Lives and social order were more important. At the time, Prime Minister Holness echoed similar sentiments.
The issue now is that Mr Holness seems to have doubts about his obligations as prime minister and responsibility for charting national policy. He could well be in danger of conflating his position with any ordinary Joe.
Last week, in the context of an announcement of a design competition for low-cost housing, which we interpret to mean homes with a price cap of around J$5 million, Mr Holness raised the matter of Jamaica’s swathes of informal settlements, where an estimated 900,000 people, or around a third of the island’s population, live. Fixing the problem, he moaned, would likely be constrained by the “politics of poverty”.
Said Mr Holness: “... the idea of addressing the problem frontally, and speaking of it … (is) at the risk of being criticised, because within the social dynamic of the country, whenever you speak about the issues of poverty, you face the risk of being criticised, of being unsympathetic.
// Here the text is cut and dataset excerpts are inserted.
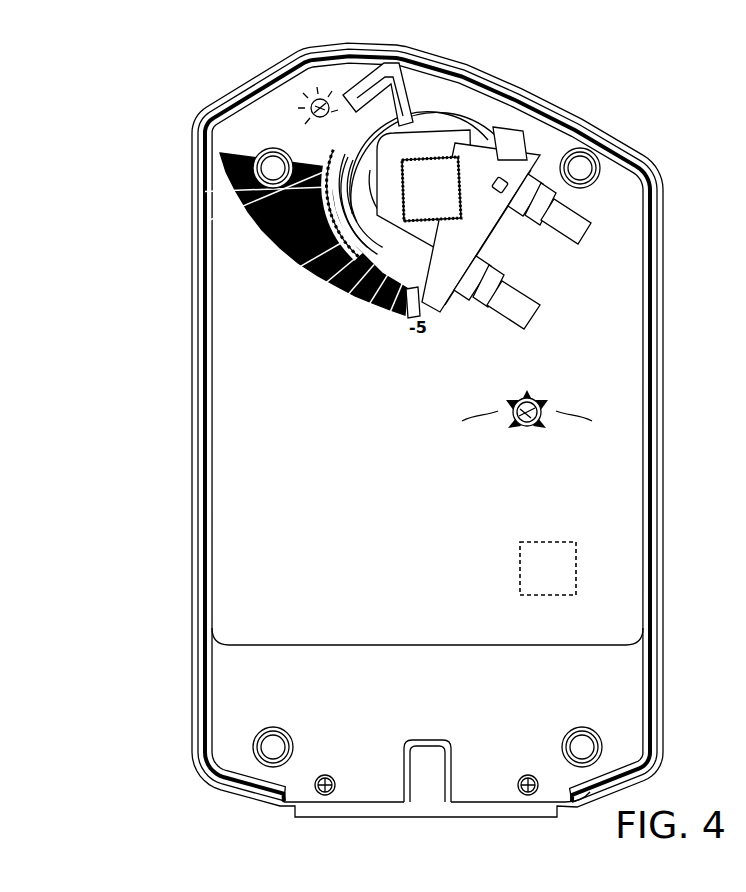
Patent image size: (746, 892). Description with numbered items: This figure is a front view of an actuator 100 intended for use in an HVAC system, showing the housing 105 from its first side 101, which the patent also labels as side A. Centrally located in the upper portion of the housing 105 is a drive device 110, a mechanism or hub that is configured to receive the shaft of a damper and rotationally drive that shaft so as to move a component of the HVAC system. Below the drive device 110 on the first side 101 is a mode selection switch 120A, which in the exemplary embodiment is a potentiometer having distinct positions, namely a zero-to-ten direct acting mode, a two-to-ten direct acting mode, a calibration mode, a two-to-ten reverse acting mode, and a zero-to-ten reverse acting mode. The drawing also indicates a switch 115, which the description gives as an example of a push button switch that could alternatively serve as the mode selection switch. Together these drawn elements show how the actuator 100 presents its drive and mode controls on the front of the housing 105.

The actuator 100 is at (157, 377).
The first side 101 is at (236, 527).
The housing 105 is at (661, 492).
The drive device 110 is at (431, 168).
The switch 115 is at (563, 562).
The mode selection switch 120A is at (560, 366).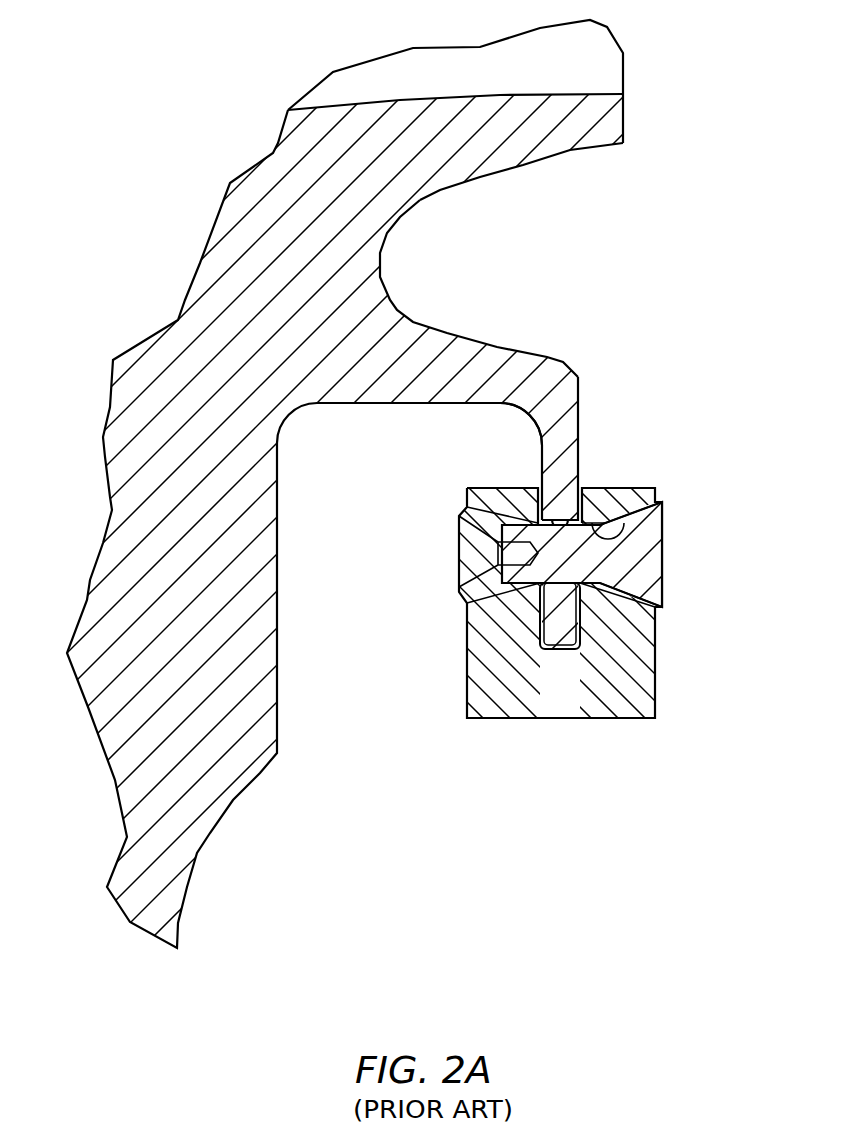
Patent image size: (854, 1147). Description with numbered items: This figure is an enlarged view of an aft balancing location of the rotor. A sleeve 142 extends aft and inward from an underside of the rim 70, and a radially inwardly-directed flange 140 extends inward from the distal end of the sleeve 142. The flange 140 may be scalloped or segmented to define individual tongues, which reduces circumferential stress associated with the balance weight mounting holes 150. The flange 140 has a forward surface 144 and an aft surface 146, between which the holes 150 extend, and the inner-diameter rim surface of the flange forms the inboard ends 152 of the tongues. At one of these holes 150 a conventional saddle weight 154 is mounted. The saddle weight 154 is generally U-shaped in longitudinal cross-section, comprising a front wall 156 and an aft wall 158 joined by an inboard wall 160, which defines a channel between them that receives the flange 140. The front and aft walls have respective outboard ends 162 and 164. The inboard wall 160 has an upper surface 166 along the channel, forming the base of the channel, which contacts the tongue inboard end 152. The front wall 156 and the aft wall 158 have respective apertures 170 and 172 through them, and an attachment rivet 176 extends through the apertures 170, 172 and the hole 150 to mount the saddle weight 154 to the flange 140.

The rim 70 is at (568, 130).
The sleeve 142 is at (490, 370).
The flange 140 is at (565, 455).
The forward surface 144 is at (542, 470).
The aft surface 146 is at (578, 462).
The balance weight mounting hole 150 is at (592, 522).
The outboard end of aft wall 164 is at (614, 488).
The aperture in aft wall 172 is at (662, 518).
The attachment rivet 176 is at (630, 556).
The outboard end of front wall 162 is at (480, 480).
The aperture in front wall 170 is at (498, 558).
The front wall 156 is at (495, 630).
The aft wall 158 is at (627, 633).
The tongue inboard end 152 is at (566, 648).
The upper surface of inboard wall 166 is at (538, 648).
The inboard wall 160 is at (567, 697).
The saddle weight 154 is at (547, 735).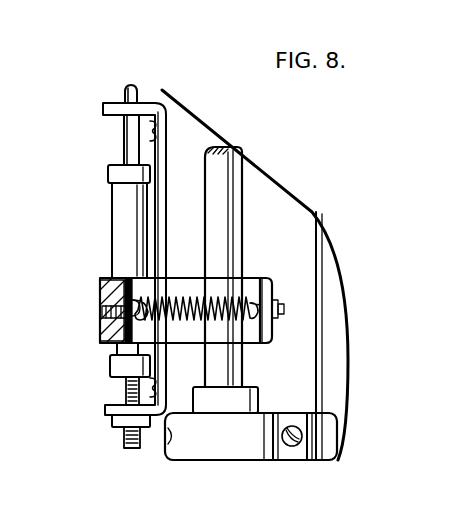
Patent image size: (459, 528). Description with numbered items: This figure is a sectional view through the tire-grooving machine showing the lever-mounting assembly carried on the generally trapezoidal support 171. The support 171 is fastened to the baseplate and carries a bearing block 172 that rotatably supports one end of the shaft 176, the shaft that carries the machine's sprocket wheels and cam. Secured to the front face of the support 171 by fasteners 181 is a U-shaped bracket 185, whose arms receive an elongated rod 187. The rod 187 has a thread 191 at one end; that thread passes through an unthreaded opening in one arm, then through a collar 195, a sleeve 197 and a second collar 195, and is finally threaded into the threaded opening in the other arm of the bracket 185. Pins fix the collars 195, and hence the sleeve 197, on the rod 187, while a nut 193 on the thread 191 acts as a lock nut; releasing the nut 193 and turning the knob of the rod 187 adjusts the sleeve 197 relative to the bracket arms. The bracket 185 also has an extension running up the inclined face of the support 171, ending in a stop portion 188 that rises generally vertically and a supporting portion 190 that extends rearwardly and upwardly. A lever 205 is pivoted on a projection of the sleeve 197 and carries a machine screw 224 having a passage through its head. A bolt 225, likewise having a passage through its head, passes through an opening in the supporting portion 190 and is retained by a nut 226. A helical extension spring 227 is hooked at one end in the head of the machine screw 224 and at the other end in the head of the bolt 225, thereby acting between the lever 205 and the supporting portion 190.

The support 171 is at (264, 177).
The bearing block 172 is at (218, 448).
The rotatable shaft 176 is at (243, 155).
The fasteners 181 is at (152, 126).
The U-shaped bracket 185 is at (160, 217).
The elongated rod 187 is at (127, 122).
The stop portion 188 is at (134, 278).
The supporting portion 190 is at (257, 279).
The thread 191 is at (130, 450).
The nut 193 is at (117, 422).
The collar 195 is at (110, 174).
The sleeve 197 is at (120, 203).
The lever 205 is at (102, 292).
The machine screw 224 is at (118, 317).
The bolt 225 is at (284, 312).
The nut 226 is at (278, 302).
The helical extension spring 227 is at (172, 298).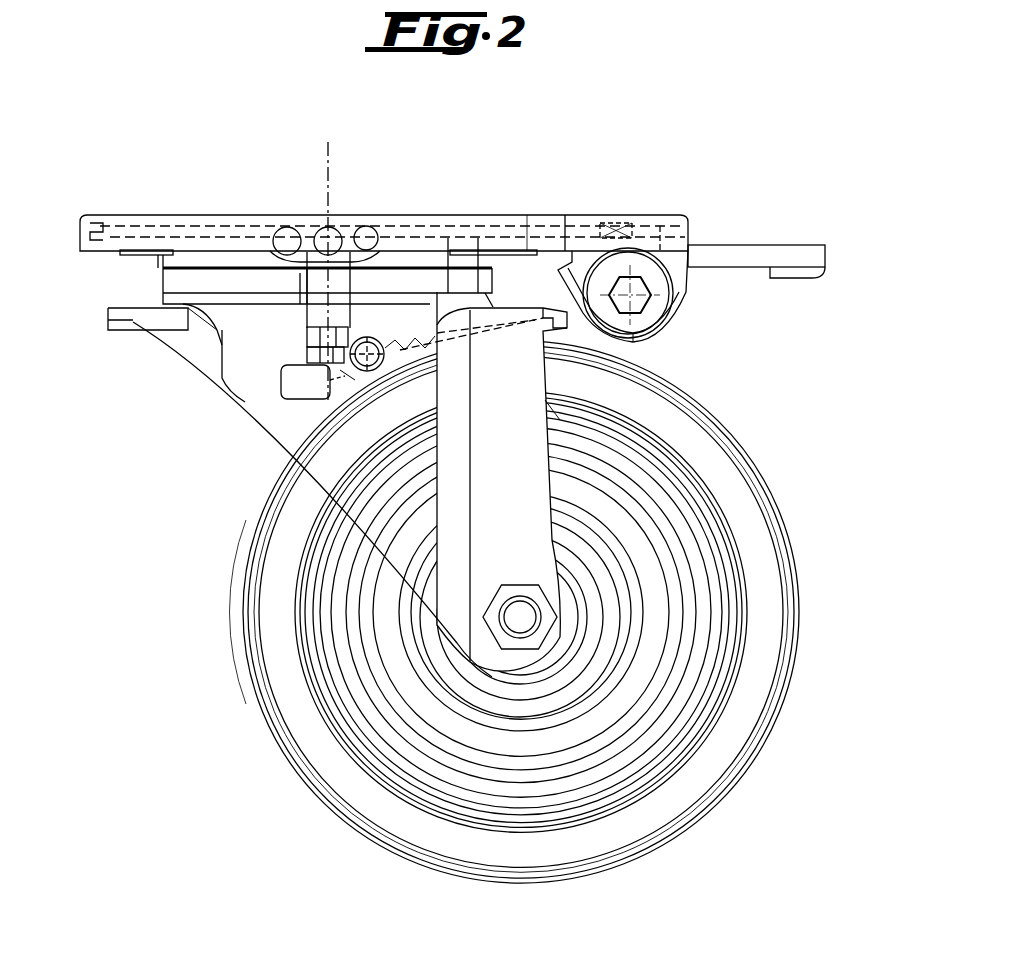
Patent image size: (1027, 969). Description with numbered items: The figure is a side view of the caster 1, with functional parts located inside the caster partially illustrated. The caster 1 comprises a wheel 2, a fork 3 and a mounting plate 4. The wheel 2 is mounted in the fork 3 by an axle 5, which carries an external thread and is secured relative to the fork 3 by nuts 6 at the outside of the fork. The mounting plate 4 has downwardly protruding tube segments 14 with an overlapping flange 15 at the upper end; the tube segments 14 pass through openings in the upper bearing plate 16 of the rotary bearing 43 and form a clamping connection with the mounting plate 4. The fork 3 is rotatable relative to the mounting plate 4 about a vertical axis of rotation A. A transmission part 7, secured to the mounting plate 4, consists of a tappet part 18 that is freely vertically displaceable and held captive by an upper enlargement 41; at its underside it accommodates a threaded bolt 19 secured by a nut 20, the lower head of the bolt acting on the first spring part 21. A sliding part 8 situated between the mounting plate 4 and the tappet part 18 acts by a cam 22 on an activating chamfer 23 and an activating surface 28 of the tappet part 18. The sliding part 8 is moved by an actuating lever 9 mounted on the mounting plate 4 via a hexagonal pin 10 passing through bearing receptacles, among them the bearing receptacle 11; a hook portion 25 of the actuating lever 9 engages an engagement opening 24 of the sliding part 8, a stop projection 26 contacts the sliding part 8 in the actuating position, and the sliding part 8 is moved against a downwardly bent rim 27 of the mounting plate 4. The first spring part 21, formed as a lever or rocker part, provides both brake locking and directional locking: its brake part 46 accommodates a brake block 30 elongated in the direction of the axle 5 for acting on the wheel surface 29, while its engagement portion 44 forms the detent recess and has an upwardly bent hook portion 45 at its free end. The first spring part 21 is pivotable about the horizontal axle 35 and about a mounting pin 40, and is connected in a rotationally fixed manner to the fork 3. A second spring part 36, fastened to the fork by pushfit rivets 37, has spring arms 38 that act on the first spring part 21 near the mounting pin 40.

The caster 1 is at (628, 183).
The wheel 2 is at (305, 737).
The fork 3 is at (400, 560).
The mounting plate 4 is at (225, 222).
The axle 5 is at (517, 623).
The nuts 6 is at (545, 615).
The transmission part 7 is at (290, 320).
The sliding part 8 is at (420, 217).
The actuating lever 9 is at (760, 257).
The pin 10 is at (638, 300).
The bearing receptacle 11 is at (670, 267).
The tube segments 14 is at (118, 253).
The overlapping flange 15 is at (125, 215).
The upper bearing plate 16 is at (200, 265).
The tappet part 18 is at (310, 260).
The threaded bolt 19 is at (315, 362).
The nut 20 is at (310, 340).
The first spring part 21 is at (350, 392).
The cam 22 is at (290, 250).
The activating chamfer 23 is at (365, 233).
The engagement opening 24 is at (610, 217).
The hook portion 25 is at (637, 220).
The stop projection 26 is at (565, 268).
The downwardly bent rim 27 is at (692, 220).
The activating surface 28 is at (338, 247).
The wheel surface 29 is at (245, 598).
The brake block 30 is at (293, 413).
The horizontal axle 35 is at (370, 365).
The second spring part 36 is at (480, 287).
The pushfit rivets 37 is at (548, 340).
The spring arms 38 is at (432, 362).
The mounting pin 40 is at (372, 361).
The upper enlargement 41 is at (200, 332).
The rotary bearing 43 is at (507, 287).
The engagement portion 44 is at (468, 345).
The hook portion 45 is at (448, 300).
The brake part 46 is at (263, 420).
The vertical axis of rotation A is at (328, 142).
And I think that the greatest trick that has been played on the poor of the country is that they, and I call it the politics of poverty, is that people who represent them would never confront them with the issues of poverty.
“Let’s say the Government decided that we really should, in a structured way, in an equitable and fair and just way, for the national good, say to these persons, who are poor, who are living in these unstructured, unplanned communities, ‘Let us form a partnership, let’s have a social contract about relocation into better circumstances’. Could it be done?
“I don’t think it is beyond us to do it. But is our politics ready for it? People would stand up in Parliament and say, ‘Yes, we agree. There should not be informal, unplanned, irregular settlements’, but the next day go somewhere and say, ‘No, no, no, you shouldn’t move’.”
The prime minister, in his dissertation, missed, or skirted, several important factors about how policy is formulated and executed in government and his own role therein. For instance, under the Westminster model of government, including the version practised in Jamaica, the Cabinet by custom, and in our case by the power of the Constitution, is the prime instrument of policy, whether with respect to how the Government responds to squatter communities or anything else.
Further, while the philosophy of the Westminster model is that the prime minister is primus inter pares – first among equals – among his Cabinet colleagues, he is in reality, by constitutional authority, the boss – with enormous leverage and power. Indeed, some scholars have, with only slight exaggeration, referred to the Jamaican premiership as a constitutional dictatorship. In other words, the prime minister’s capacity to influence the work of government is much beyond moral suasion. If it does not always begin with him, the buck stops with the prime minister.
More fundamentally, transformative leadership often demands that the leader clearly articulate his new or bold vision and to pursue them from the front, which does not necessarily mean ramming them through, but making an effective and persuasive case for their efficacy and worth. That usually is very hard work, including, sometimes, often rigorous debate.
Additionally, while Mr Holness’ remarks may have been interpreted as a critique of the current Opposition, we suspect he spoke broadly. For both the current Opposition, the People’s National Party, and his own Jamaica Labour Party have benefited from squatter communities and the opportunities they provide to corral votes and shore up parliamentary seats.
In the circumstances, among Mr Holness’ tasks would be to clearly bring his party fully onside for ‘the demonstration effect’ of his proposal as one that is “equitable and fair and just”.